How to be a great code sprinter

written by Eric J. Ma on 2019-07-29

software development sprint code sprint open source community community development

This blog post is the second in a series of two on participating in code sprints. The first one is here. In this post, I will write about how a sprinter themselves can also help contribute to a positive sprint experience all-ways.

Read the docs to understand the scope of the project

As a sprinter, we may often have preconceived notions about what a project is about. It helps to have an accurate view on what a project is and isn’t about. This is oftentimes best accomplished by reading the documentation of that project, assuming the docs are well-written. Doing so can help you better align what you think should be done on the project with what the package maintainer sees as priorities for the project.

Be ready to make documentation contributions of any scale

Documentation is oftentimes the hardest thing for a package maintainer to write, because it often entails slowing down to a beginner’s speed (an unnatural speed at this point), while knowing one’s own blind spots on where a beginner would stumble (also challenging to do).

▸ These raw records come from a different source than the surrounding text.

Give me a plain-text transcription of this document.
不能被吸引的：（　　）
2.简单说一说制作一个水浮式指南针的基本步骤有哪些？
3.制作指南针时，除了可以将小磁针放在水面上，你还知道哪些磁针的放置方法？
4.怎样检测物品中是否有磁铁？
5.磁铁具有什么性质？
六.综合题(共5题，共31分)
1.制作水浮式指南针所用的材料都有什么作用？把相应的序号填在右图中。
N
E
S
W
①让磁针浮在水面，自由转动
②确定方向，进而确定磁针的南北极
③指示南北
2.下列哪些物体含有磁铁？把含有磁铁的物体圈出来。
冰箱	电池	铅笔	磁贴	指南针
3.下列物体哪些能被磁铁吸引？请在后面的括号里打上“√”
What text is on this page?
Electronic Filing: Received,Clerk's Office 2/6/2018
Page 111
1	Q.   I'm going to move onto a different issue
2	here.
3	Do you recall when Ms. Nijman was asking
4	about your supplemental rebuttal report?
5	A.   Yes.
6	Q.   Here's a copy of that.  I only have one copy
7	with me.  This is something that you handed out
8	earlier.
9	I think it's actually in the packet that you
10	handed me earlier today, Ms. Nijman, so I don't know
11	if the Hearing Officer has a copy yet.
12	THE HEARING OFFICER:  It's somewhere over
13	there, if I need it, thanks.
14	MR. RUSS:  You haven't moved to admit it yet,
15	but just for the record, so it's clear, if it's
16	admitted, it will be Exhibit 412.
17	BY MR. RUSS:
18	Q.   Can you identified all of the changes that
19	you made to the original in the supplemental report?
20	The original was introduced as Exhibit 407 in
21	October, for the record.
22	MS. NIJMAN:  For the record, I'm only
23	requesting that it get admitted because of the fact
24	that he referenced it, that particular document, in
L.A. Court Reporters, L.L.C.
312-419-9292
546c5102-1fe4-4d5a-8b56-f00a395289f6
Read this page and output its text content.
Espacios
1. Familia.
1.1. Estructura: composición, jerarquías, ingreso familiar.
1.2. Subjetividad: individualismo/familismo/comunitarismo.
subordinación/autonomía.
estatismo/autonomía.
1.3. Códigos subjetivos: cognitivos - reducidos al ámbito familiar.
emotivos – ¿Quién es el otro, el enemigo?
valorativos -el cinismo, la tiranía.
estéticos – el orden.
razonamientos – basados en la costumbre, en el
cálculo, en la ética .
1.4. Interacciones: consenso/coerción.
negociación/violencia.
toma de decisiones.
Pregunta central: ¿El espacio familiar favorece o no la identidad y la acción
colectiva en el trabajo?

If you are newcomer sprinter, by focusing on the sections of the docs that pertain to “processes” (e.g. getting development environment setup) and slowly working through them and documenting what’s missing, that can go a long way to helping other newcomers get set up as well. Anything that the maintainer leaves out may need to be made explicitly clear - and you can help make it clear!

Package maintainers, and prior contributors, are human. That means that there inadvertently may be errors in language that may have been inserted into the package. Any small patch that fixes the docs, including even small typographical errors, can be very helpful to improving documentation quality.

Don’t be afraid to ask questions...

You will find that asking questions can really accelerate your own progress on the project. This is important for getting unstuck, wherever you might be stuck.

...but also try keep your questions to the non-obvious things.

That said, asking the too-simple questions that can be answered by a Google query is likely going to steal time and attention away from other sprinters who might have more substantial questions on hand.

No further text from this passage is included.